Mike brings up an old story published by Mr. Angry (Melbourne, Australia) that’s very instructive and a good reminder that just because some guy is asking you stupid questions in a job interview doesn’t mean you have to behave stupidly, too. Pointless Interview Questions actually conks us all on the head — and rips interviewers a new one.
Top 10 Stupid Interview Question #8 (well, maybe it’s #7) that a recruiter asked Mr. Angry:
How would you move Mount Fuji 1/2 a kilometre to the South?
And part of Mr. Angry’s let’s-come-back-to-reality response:
How could that possibly benefit the business?
Why do employers ask stupid interview questions? Mr. Angry reveals the sad truth — interviewers can’t justify the canned questions they ask. They’re asking them simply because they read somewhere that asking what animal you’d be if you could be any animal reveals deep truths about a candidate… Gimme a break.
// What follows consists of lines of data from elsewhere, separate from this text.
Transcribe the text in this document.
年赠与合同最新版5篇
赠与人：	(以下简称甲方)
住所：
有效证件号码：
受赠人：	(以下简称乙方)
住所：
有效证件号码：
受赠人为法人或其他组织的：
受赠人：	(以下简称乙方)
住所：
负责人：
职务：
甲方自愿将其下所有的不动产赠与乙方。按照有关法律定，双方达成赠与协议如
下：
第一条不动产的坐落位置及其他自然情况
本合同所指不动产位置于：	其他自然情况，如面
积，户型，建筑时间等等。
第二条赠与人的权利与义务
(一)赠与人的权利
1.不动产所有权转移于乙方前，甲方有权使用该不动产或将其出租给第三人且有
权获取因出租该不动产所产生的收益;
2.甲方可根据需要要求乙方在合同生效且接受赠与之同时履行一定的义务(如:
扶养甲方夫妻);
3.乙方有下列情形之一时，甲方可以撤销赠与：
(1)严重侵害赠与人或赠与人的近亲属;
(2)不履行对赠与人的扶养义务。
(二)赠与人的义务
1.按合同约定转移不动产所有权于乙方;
Mr. Angry’s transcription of his interview is a must-read. His handling of the interviewer is funny, but it’s much, much more. His responses are dead-on. All kidding aside, I’d use a personalized version of what he said to the interviewer without hesitation.
Do the math. I keep telling you, just like 95% of HR people aren’t worth spit, neither are 95% of coaches, counselors or headhunters. Bad economies stimulate mutations in the business community that should be destroyed before they wreck the gene pool:
In the next mutation, they join with former founders of Monster.com, HotJobs, TheLadders and CareerBuilder and hawk v!aGra by e-mail. They have great potential to mess up your life — if you let them.
(Thanks to Scott Adams, who could have chosen to become a headhunter but did not.)